Disc jockeys like to do two-for-Tuesdays and three-for-Thursdays, but we're not spinning music at MDD Perspectives. Today we go into full rebellion mode by offering a Thursday two-fer. Take that, hegemonistic radio stations!
MAC, re-MAC, and MAC again
Writer Jim Boren is noted for having said a good bureaucrat's guidebook would include the recommendation, "when in doubt, mumble; when in trouble, delegate." Has CMS taken this advice to heart? The reason I ask is that Medicare administrative contractors (MACs) typically fly under the radar screen, but lately not so much.
A Medicare administrative contractor for durable medical equipment, NHIC, is in the news for the third time in recent weeks, this time over a coverage memo for pneumatic compression devices (PCDs) to treat lymphedema. Readers of MDD Perspectives know the recent history of NHIC, which issued a reasonable-seeming coverage memo for continuous glucose monitors earlier this year. NHIC found itself in a quagmire with the lower limb prosthesis memo, but the memo for PCDs has a very serious problem: It would seem to overwrite an existing national coverage determination (NCD) for these devices without CMS having withdrawn the NCD.
For what it's worth, at least two private payers (Aetna and UnitedHealthcare) have issued coverage bulletins that draw the same conclusion about four weeks of conservative therapy before covering these compression devices for at-home use, so it's not as if Medicare is an outlier here.
All the same, this series of events raises questions about CMS's use of MACs. I can see using a MAC for the lower-limb prosthesis question, but I'm not so sure about the glucose monitor issue, as that has a lot of political implications that perhaps a MAC is not equipped to handle.

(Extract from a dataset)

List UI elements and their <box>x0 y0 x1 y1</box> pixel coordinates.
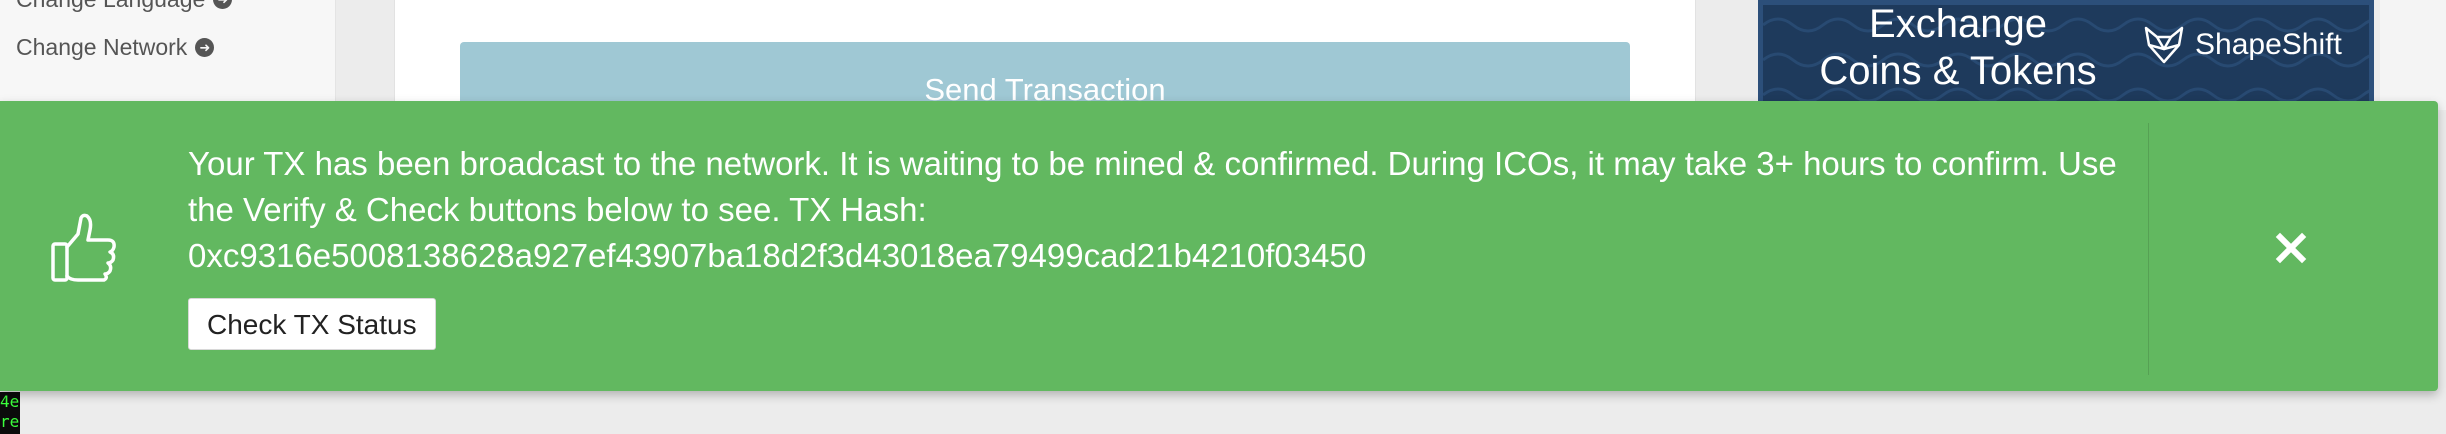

What is clear, however, is that offloading the PCD job to NHIC is a bad move. I get that the coverage and analysis group has its hands full with things like the recent coverage draft for left atrial appendage closure devices, but how does anyone conclude it's appropriate to hand off a coverage problem to a MAC with an NCD already in place? It makes you wonder who's minding the shop at the coverage and analysis group (CAG) at CMS.
The IPO dilemma and Novocure's wild ride
Initial public offerings are no longer as shy as unicorns, but they're not exactly as commonplace as insults hurled between wrestling fans. Novocure had an interesting October with their IPO, as my colleague Amanda Pedersen reported in the Oct. 5 edition of Medical Device Daily. Despite hoping to garner as much as $29 a share, the company opted for a target price of $23-24, but the shares hit $18.28 by the close of business Oct. 2.
Since then, Novocure (NVCR at NASDAQ) has been on quite a trip, approaching $28 a share on Oct. 13, then slipping to a bit more than $19 nine days later. By the end of the month, things had settled back into the $22-23 range, but why did this company – which has a treatment for the notoriously lethal glioblastoma – have so much difficulty?
According to this story at marketwatch.com, Novocure is not the only player in the IPO market to find the going less than hospitable. So that's one exit strategy that still looks dicey for med tech. Amanda also reported, this time in the Oct. 6 MDD, that device and diagnostics companies managed to pull in only about six percent of U.S. venture capital last year, so one might reasonably assume that the dearth of IPO opportunities continues to have a trickle-back effect.
Despite it's struggles, Novocure managed to win an FDA nod for an expanded indication for the Optune, as reported by my colleague Omar Ford in the Oct. 12 issue of Medical Device Daily. So this is one company that's making headway despite the headwinds, although one suspects venture capital will continue to be wary of venturing back into med tech at the levels seen just prior to the 2008 recession.